Let $R$ be a finite commutative ring. Show that an ideal is maximal if and only if it is prime.

My attempt: Let $I$ be an ideal of $R$. Then we have $I$ is maximal $\Leftrightarrow$ $R/I$ is a finite field $\Leftrightarrow$ $R/I$ is a finite integral domain $\Leftrightarrow$ $I$ is a prime ideal.

Is my proof valid ?

Answer 1

Yes, your proof is valid, but note that the second implication relies on $R$ being finite. It'd be clearer if written as

$R/I$ is a finite field $\Leftrightarrow$ $R/I$ is a finite integral domain

The whole thing would be even cleaner if written as

Since $R$ is finite, we have the following equivalences:

$I$ is maximal $\Leftrightarrow$ $R/I$ is a field $\Leftrightarrow$ $R/I$ is an integral domain $\Leftrightarrow$ $I$ is a prime ideal

though only the second relies on $R$ being finite.

Answer 2

The heart of the proof is good, and I wanted to comment that you could easily prove a "cousin" of that theorem for noncommutative Artinian rings!

I am, of course, using the noncommutative definition of prime ideals which generalizes the commutative one.

Proposition: A prime ideal in a right Artinian ring $R$ is maximal iff it is prime.

Proof ($\Rightarrow$) If $M$ is a maximal ideal, $R/M$ is a simple ring, which is certainly a prime ring. It follows that $M$ is a prime ideal.
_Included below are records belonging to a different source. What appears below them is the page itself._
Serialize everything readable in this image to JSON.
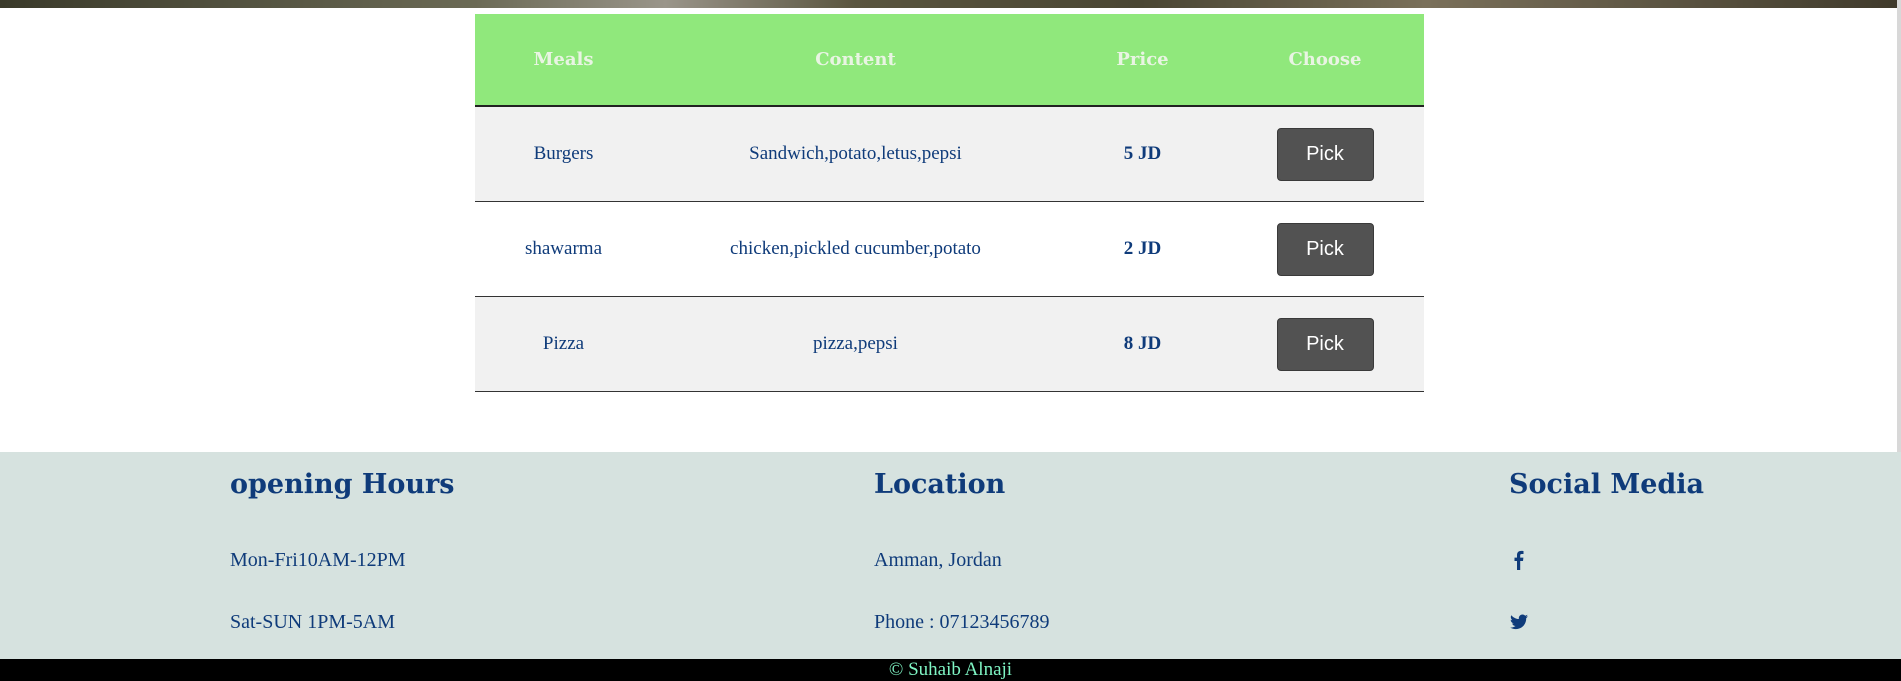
{
  "menu": {
    "headers": [
      "Meals",
      "Content",
      "Price",
      "Choose"
    ],
    "rows": [
      {
        "meal": "Burgers",
        "content": "Sandwich,potato,letus,pepsi",
        "price": "5 JD",
        "action": "Pick"
      },
      {
        "meal": "shawarma",
        "content": "chicken,pickled cucumber,potato",
        "price": "2 JD",
        "action": "Pick"
      },
      {
        "meal": "Pizza",
        "content": "pizza,pepsi",
        "price": "8 JD",
        "action": "Pick"
      }
    ]
  },
  "footer": {
    "hours": {
      "title": "opening Hours",
      "line1": "Mon-Fri10AM-12PM",
      "line2": "Sat-SUN 1PM-5AM"
    },
    "location": {
      "title": "Location",
      "line1": "Amman, Jordan",
      "line2": "Phone : 07123456789"
    },
    "social": {
      "title": "Social Media",
      "icons": [
        "facebook-icon",
        "twitter-icon"
      ]
    }
  },
  "copyright": "© Suhaib Alnaji",
  "colors": {
    "header_bg": "#90e87c",
    "text": "#0f3b7a",
    "button_bg": "#525252",
    "footer_bg": "#d6e2df",
    "copyright_text": "#7ff5c4"
  }
}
Proof ($\Leftarrow$) (This is where the theme of your proof can be applied again!) Suppose $P$ is a prime ideal. Then $R/P$ is a prime ring. Since $R$ is right Artinian, so is $R/P$. But the Artin-Wedderburn theorem says that such a ring is simple, hence $P$ is maximal. $\Box$

The connection is that Wedderburn's little theorem is like the Artin-Wedderburn theorem: one says that a finite domain is a field, one says that a right Artinian prime ring is a simple ring. ("Right Artinian" is a weaker form of "finite" and "prime" is a weaker form of "domain".)

Answer 3

$R/p$ is semiprime and right Artinian, so it is semisimple. Since $R/p$ is in fact prime, it can have only one simple component. Therefore, $R/p$ is simple, so $p$ is a maximal ideal.

Answer 4

If a finite commutative ring $R$ is without unity, then only one direction of your statement is true, that is

$I$ prime ideal $\iff$ $R/I$ finite integral ring $\iff$ $R/I$ finite field $\Longrightarrow$ $I$ maximal ideal

Why can't be the last implication reverted? Example: $R=2\mathbb Z / 4 \mathbb Z = \{0,2\}$ and $I = \{0\}$. Then $I$ is maximal but not prime because $2\cdot 2 = 0 \in I$, but $2 \notin I$. In other words: $R/I = R$ is not a field.